# Roatan experiences?



## no hooks (Oct 3, 2007)

Looking into possibly going to Roatan. Hoping to snorkel, relax, maybe zipline and some other tourist stuff.
Anybody have any reports about Roatan they would care to share


----------



## Billybob+ (Jul 12, 2011)

Danged Nab it...I JUST finished writing a reply and the "internet gods" ate it...I'll try again.

We just got back from Roatan last week. Met a really nice young man with a car (clean but small Toyota Corolla) his name is Maykol Reyes (calls himself Mike for us Yanks) He drove us around all day for a reasonable amount and I ended up tipping him well because he did such a great job. I THINK you can find him on FB...if you're interested in contacting him I'll try to find him.

Roatan is "officially" English but Spanish is the preferred language (you can tell because the locals in the "real" stores all speak spanish)

ziplining was a hoot we went with "Pirates of the Carabean" (I don't suppose they bought the rights to use that name) They used older equipment and thier towers seemed well built but certainly not "U.S. Safety Standard" built. I say that because I read where there was a tourist death in Roatan just a few weeks ago (oops...actually several years ago...the Month was Mar but the YEAR was way past )due to a zipline accident. It was actually a Cruise Ship Visitor...I don't know if they booked the zip lining through their cruise or not but I bet that could get ugly for the cruise ship company if they did!. We didn't book through the cruise..we just walked off the dock and found a zipline company that we'd seen on line. IF you do zipline, just take a few seconds to look at each line and see if they look worn (though you wouldn't be able to inspect the landing end anyway)
if you fly in I'd bet you could have them pick you up at the motel or airport (or use my new found friend Maykol)

We went to a beach called "Parrot Tree Resort" and while we didn't snorkle the beach was amazing and uncrowded....almost empty and the amenities there were extremely nice. the food was priced roughly equivalent to US food. probably 10-12 for a decent lunch...more with drinks and appetizers...they made some KILLER Conch Cevechi and I make the best Cevechi in the world and theirs rivaled mine :whistling: 

anyway, word has it is "West Bay" is the best snorkling but we weren't too interested in that. 

there are multiple zip line locations and companies on Roatan so check them all out. Word has it from the locals to stay away from the Mainland Honduras because it's getting dangerous even for them.

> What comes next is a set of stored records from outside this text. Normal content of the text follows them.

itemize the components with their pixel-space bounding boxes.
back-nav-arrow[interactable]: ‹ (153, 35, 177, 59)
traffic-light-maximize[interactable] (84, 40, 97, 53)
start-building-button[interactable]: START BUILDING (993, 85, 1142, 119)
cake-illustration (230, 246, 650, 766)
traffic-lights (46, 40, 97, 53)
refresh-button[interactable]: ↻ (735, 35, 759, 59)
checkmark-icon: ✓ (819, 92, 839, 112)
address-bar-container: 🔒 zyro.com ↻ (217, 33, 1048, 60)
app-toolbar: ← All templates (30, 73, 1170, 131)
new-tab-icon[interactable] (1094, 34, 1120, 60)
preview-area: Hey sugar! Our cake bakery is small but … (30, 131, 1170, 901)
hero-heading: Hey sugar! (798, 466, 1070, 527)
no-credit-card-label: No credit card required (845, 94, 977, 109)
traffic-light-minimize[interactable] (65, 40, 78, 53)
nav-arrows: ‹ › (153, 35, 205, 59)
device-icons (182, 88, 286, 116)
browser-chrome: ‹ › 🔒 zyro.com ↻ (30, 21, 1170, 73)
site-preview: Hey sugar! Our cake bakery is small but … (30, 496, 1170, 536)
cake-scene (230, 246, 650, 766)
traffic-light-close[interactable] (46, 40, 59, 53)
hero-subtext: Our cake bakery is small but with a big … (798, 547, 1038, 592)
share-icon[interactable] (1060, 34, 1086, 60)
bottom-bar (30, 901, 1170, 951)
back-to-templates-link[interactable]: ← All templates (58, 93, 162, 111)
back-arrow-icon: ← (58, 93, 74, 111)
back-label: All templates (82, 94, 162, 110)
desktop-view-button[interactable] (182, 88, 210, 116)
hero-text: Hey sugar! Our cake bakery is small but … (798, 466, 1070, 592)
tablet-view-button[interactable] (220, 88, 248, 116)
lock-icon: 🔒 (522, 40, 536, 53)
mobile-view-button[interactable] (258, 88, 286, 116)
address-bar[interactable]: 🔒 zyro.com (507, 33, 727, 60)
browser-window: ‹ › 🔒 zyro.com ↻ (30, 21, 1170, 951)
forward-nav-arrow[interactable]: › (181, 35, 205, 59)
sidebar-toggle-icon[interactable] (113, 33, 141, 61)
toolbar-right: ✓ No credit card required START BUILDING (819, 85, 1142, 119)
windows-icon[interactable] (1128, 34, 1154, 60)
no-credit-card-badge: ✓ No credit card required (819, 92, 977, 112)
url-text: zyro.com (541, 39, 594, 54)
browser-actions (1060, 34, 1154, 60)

We also hit Belize which was quite nice


----------



## no hooks (Oct 3, 2007)

Were bugs an issue near the beaches?


----------



## Billybob+ (Jul 12, 2011)

When we were there on Mar 24th bugs were no issue whatsoever...on the beach or the ziplining. The zipline people had bug spray but said it wasn't needed that particular time of the year. 

they don't have "winter" per se like we do but they do have a rainy season and the bugs revolve around that....I think....anyway...no....no bug problems at all for us and never used bug spray


----------